Ces tâches extrêmement importantes doivent être effectuées par des institutions du marché du travail et reposer sur le dialogue social et la négociation collective. Réunir les représentants des travailleurs et des employeurs, au moment de prendre des décisions qui influeront sur les conditions sociales, économiques et environnementales, permettra de renforcer la stabilité des institutions.

Il apparaît nettement que le dialogue socialpeut favoriser le progrès socioéconomique, et qu’il peut donc faciliter la mise en œuvre des ODD. Mais il est vrai aussi qu’il nécessite un environnement favorable basé sur le respect des droits du travail et la pleine reconnaissance du rôle des syndicats.

Malheureusement, ce n’est pas le cas dans de nombreux pays, en particulier dans les pays de l’hémisphère sud.

Au Zimbabwe, par exemple, les syndicats constatent que « le gouvernement du Zimbabwe, pressé de mettre au point le document sur sa position à l’égard des ODD, n’a pas pris en considération un des principes fondamentaux clairement définis pour parvenir à atteindre les ODD, à savoir la volonté de n’exclure personne », écrit Naome Chakanya, chargée de recherche au Labour and Economic Development Research Institute of Zimbabwe (LEDRIZ), l’organe dédié à la recherche sur le travail de la fédération syndicale Zimbabwe Congress of Trade Unions (ZCTU). Chakanya a récemment écrit dans un article que le ZCTU avait été exclu de la consultation qui avait donné lieu au document de 2015 sur la position du gouvernement, et contribué à élaborer la stratégie de mise en œuvre des ODD. « Paradoxalement, l’Objectif 8 figure parmi les objectifs prioritaires », souligne-t-elle.

Parallèlement, en Argentine il n’y a aucun dialogue entre le gouvernement et les syndicats sur la mise en œuvre des ODD. « Le gouvernement a montré à de nombreuses reprises que les alliances censées n’exclure personne étaient en fait des alliances passées avec le secteur privé.

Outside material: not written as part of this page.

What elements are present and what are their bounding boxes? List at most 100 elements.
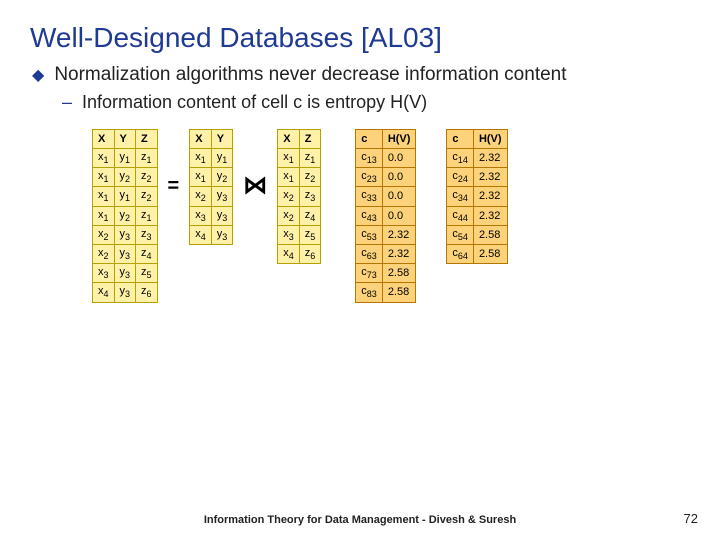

Le monde du travail n’a été consulté qu’une fois sur la question des indicateurs des ODD, et encore, c’était dans le cadre d’une manifestation de l’OIT », signale Marita Gonzalez, de la Confederación General del Trabajo d’Argentine.

Ces exemples montrent clairement qu’il faut encourager et soutenir le dialogue social bipartite et tripartite au niveau national. Le dialogue social doit devenir un élément incontournable dans le cadre du processus d’examen mondial de le Programme 2030.